A algunos les resultaba divertido, a otros, agresivo. Era, sin lugar a dudas, un provocador, aunque él renegara de esa palabra. Y no todo el mundo estaba preparado para su desparpajo. De hecho, el COMFER se cansó de multarlo por sus exabruptos al aire tanto en Metro como en Rock & Pop. Cuando se sentía agobiado, solía escaparse a descansar a algún hotel cinco estrellas. También se dedicaba a escribir, un poco buscando la forma de desahogarse. Llegó a publicar tres libros: Gente como uno, Gracias por volar conmigo y A que no te animás a leer esto. Le gustaba pasar tiempo con sus perros. Hablaba sin tapujos de sus adicciones. Guardaba las cenizas de su madre, fallecida en el ‘97, en una urna a la que recurría a diario. Y solía tratar de descifrar en terapia los misterios del amor y el desamor.
“Alguna vez le preguntaron a Buda qué era lo que le sorprendía más de la humanidad. Y su respuesta fue: ‘Los hombres, que pierden la salud para juntar dinero y luego pierden el dinero para recuperar la salud y, que por pensar ansiosamente en el futuro, olvidan el presente de tal forma que acaban por no vivir ni el presente ni el futuro. Viven como si nunca fuesen a morir y mueren como si nunca hubiesen vivido’”, dijo en una oportunidad.

Hasta la semana previa a su partida, Peña condujo su programa de radio de Metro 95.1 desde su casa. Y, un mes antes, había estado protagonizando Diálogo de una prostituta con su cliente, obra que cada noche le dedicaba a su madre y a su abuela, Gloria Bayardo, quien había actuado con Mirtha Legrand en El tercer beso y le había inculcado la pasión por poetas como Federico García Lorca y Juan Ramón Jiménez. “Sin arte, yo hubiera sido un puto triste”, comentaba luego de cada función.
Sabía que se había contagiado en 1987, porque su novio tenía HIV. Pero sus problemas de salud empezaron recién en el 2000 y en más de una oportunidad estuvo complicado. “La gente que vive apasionada muere joven.

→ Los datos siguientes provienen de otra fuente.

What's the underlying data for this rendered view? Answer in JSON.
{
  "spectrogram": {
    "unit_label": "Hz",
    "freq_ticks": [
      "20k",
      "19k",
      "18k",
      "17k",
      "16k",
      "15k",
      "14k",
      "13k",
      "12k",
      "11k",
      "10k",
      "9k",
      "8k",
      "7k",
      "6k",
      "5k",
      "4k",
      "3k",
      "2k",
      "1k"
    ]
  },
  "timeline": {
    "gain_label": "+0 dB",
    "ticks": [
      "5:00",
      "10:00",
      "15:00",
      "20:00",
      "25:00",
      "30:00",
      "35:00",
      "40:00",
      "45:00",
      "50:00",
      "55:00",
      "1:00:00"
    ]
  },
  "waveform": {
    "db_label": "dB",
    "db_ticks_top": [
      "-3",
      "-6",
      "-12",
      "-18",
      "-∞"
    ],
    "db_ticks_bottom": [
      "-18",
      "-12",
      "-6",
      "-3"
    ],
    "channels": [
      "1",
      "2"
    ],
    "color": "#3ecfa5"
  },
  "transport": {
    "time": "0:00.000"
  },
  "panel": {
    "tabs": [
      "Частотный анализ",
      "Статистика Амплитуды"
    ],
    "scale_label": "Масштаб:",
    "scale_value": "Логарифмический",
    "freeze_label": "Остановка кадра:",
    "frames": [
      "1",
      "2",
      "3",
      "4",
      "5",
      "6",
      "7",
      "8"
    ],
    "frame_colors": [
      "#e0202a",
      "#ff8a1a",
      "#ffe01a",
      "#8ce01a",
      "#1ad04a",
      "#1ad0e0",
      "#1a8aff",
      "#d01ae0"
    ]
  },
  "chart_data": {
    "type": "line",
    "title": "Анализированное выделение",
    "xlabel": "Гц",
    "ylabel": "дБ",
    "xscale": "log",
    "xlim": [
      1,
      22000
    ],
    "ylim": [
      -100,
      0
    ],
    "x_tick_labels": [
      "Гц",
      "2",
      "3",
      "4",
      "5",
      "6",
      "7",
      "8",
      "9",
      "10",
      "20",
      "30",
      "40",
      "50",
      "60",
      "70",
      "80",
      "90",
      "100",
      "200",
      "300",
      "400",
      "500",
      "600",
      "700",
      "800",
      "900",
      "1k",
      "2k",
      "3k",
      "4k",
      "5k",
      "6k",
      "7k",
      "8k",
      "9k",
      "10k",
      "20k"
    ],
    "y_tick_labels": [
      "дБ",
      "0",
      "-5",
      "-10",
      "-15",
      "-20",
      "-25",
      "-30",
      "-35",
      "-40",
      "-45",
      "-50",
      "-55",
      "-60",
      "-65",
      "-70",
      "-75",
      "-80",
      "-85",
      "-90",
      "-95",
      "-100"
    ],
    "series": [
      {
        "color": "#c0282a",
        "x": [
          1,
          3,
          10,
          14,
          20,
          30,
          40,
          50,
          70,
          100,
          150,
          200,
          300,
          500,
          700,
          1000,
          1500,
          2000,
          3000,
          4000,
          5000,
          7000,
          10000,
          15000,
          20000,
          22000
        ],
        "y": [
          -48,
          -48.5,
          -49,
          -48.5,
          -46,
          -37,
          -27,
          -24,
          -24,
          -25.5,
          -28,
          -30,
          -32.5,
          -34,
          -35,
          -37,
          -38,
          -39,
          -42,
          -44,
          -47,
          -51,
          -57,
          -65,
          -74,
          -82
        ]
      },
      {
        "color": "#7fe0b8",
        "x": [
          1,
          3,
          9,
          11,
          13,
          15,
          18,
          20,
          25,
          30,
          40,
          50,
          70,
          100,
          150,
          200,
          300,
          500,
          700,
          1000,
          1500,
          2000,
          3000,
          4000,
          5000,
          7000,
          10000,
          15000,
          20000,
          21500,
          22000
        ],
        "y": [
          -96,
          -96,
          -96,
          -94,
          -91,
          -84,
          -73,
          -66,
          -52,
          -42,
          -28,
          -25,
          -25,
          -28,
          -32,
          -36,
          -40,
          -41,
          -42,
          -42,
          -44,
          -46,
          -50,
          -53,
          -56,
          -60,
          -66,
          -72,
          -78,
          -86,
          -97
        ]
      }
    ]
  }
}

Yo imagino así mi suicidio: voy a ir en el auto, a 80 kilómetros por hora, feliz y distraído, y me voy a llevar una columna por delante”, decía cuando su enfermedad estaba todavía controlada. Y, cuando le detectaron un cáncer terminal, decidió que su “legado” iba a ser desdramatizar la muerte. Por eso quería que su despedida fuera divertida, que nadie llorara y todos rieran. Y así fue: sus restos fueron velados en la Legislatura porteña, donde hubo música electrónica, millones de lentejuelas y una botella de whisky junto al ataúd.